With blinding sunlight...this foam-
streaked sky above the other roof
terraces which in vast semicircles veil

the Mediterranean's curve and Liguria's cobalt
mountains...Inside the ancient walls
the autumnal October diffuses a deathly

peace, disquieting like our destinies,
and holds the world's dismay,
The finish of the decade that saw

the profound naïve struggle to make
life over collapse in ruins;
silence, humid, fruitless...

you, Father of the Nation, take me by your
thin hand, trembling like a brother-ascetic
sex-denying (dead, dead like us in this garden)

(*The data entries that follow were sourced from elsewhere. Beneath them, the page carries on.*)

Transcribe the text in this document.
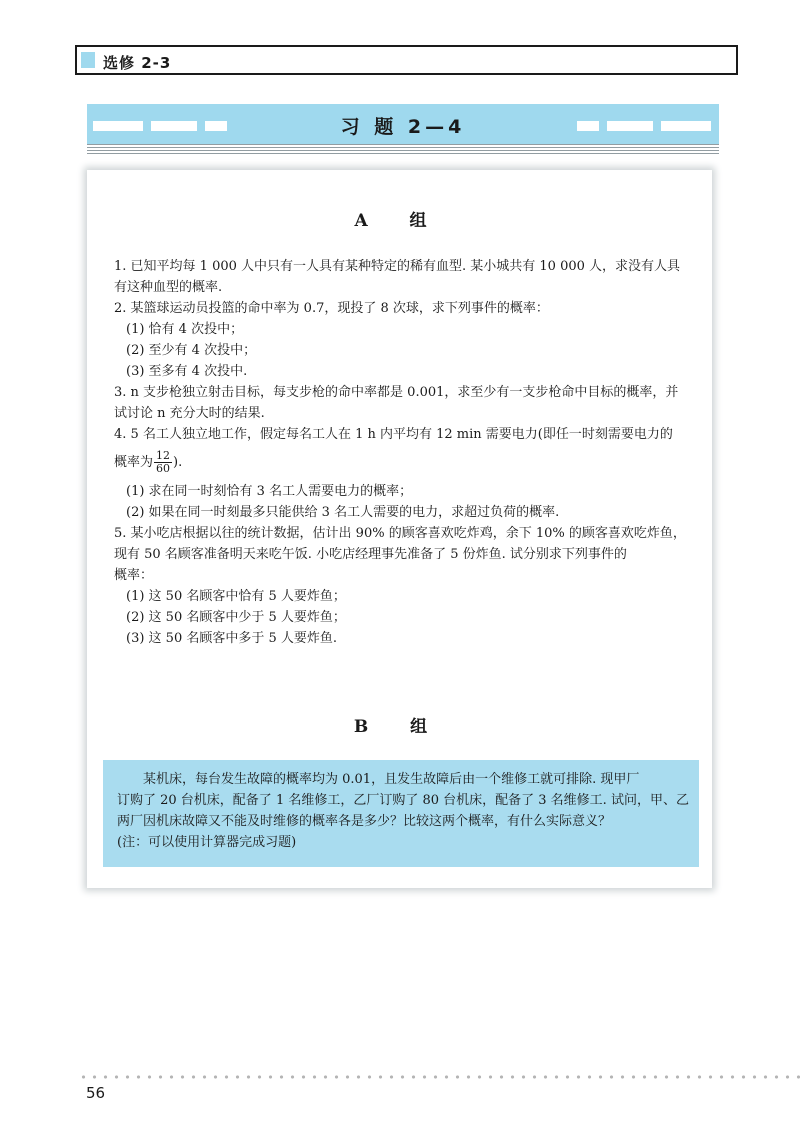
选修 2-3
习 题 2—4
A 组
B 组
1. 已知平均每 1 000 人中只有一人具有某种特定的稀有血型. 某小城共有 10 000 人，求没有人具
有这种血型的概率.
2. 某篮球运动员投篮的命中率为 0.7，现投了 8 次球，求下列事件的概率：
(1) 恰有 4 次投中；
(2) 至少有 4 次投中；
(3) 至多有 4 次投中.
3. n 支步枪独立射击目标，每支步枪的命中率都是 0.001，求至少有一支步枪命中目标的概率，并
试讨论 n 充分大时的结果.
4. 5 名工人独立地工作，假定每名工人在 1 h 内平均有 12 min 需要电力(即任一时刻需要电力的
概率为 $\frac{12}{60}$ ).
(1) 求在同一时刻恰有 3 名工人需要电力的概率；
(2) 如果在同一时刻最多只能供给 3 名工人需要的电力，求超过负荷的概率.
5. 某小吃店根据以往的统计数据，估计出 90% 的顾客喜欢吃炸鸡，余下 10% 的顾客喜欢吃炸鱼，
现有 50 名顾客准备明天来吃午饭. 小吃店经理事先准备了 5 份炸鱼. 试分别求下列事件的
概率：
(1) 这 50 名顾客中恰有 5 人要炸鱼；
(2) 这 50 名顾客中少于 5 人要炸鱼；
(3) 这 50 名顾客中多于 5 人要炸鱼.
某机床，每台发生故障的概率均为 0.01，且发生故障后由一个维修工就可排除. 现甲厂
订购了 20 台机床，配备了 1 名维修工，乙厂订购了 80 台机床，配备了 3 名维修工. 试问，甲、乙
两厂因机床故障又不能及时维修的概率各是多少？比较这两个概率，有什么实际意义？
(注：可以使用计算器完成习题)
56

Belonging to the nation and belonging
to no one. The nation too belonging 
to no one - Despoiled

by the rich. And I reach out in the fetid Indian summer
from Pali Hill to the dirty tenements of Bombay
along the Parel rail tracks

sad in their squalor yet
alive with their Alexandrian sex
And hear the tintinnabulation 

of the workshops of Trastevere
and Konya. The eye is attuned
to filth, the ear to music 

As on your grave waves a strand
of sad homespun, left there
by some Italian virgin who became

an Indian widow: you take all
with you, the Hindu, as the dust stirs 
amid the first big raindrops

on dry, dry earth: My Arabian Nights dreams!
Icarus could fall into the Tyherrian Sea
Tonight; Indra descend again to walk 

among the common folk
who dose like the autowallah
with swollen sex in his auto-rickshaw...

Morning is far away: With its salt-taste of defeated sex
And with the sad frenzy of orgasmic
animals who only know daily work

The workmen sleep on pavements
And the schismatics sharpen their knives
to cut again an already cut nation

As you sleep, you must know how
I loathe the bourgeois bomb I sing to
who stare and stare at me

As I sing, one of them, their history:
As one who knows them only too well
And you, your ashes I approach

Between hope and distrust
Where the vast river melts into the sky
And crying out: Shelley!
And with patrician grace you sing:
			Lead kindly light....

One by one the lights go on
the green dome first lit 		Lit my Parsi dread
we are in Harun-al-Rashid's Baghdad

And then with Damascene grace
which is not obscene, the young louts
plan night adventures conscienceless 

as only the young can be. The neem weeps:
Everything is enveloped in the stench
of your blood and of poverty

(Epilogue from Pasolini)

'And I, who can only live in history,
Will I ever again be able to act with pure passion
When I know our history is over?'




Scent of Love



It is raining a small rain
A gentle rain over all the world
Gentle like that love which is so hard
to sustain or to receive or to reciprocate
Because men are greedy: They bite and tear

You from the mountains        I from the plains
I from the city        You from the forest
I a hunter        And you a deer
The city is full of the smell of my dear today

The musk mingles with the rain
Its scent spreads
This morning I lie in bed dreaming of you
I was to be hunter but I'm an inert deer

Sensing danger you wait
And I sense danger with you
Why is the world so crazed for venison?
I wonder at a living creature
Who must so eat a living creature!

And suddenly the wounded doe dies for you
She has dragged herself to you to die before you
Her stag
Did she not stay one night inert
When you slew her in bed
Just as tonight I wish to slay you?

Does not our passion only bring suffering
And do we all not die daily a little
Satisfying our longings?
Play go play though your scent drives me wild
And I have myself become wild in my love for a wild thing

Slay or be slain
And your hand will not be cleansed of blood ever again
The pain the pain of love is everywhere
And the scent of this musk cannot be washed even in a rain.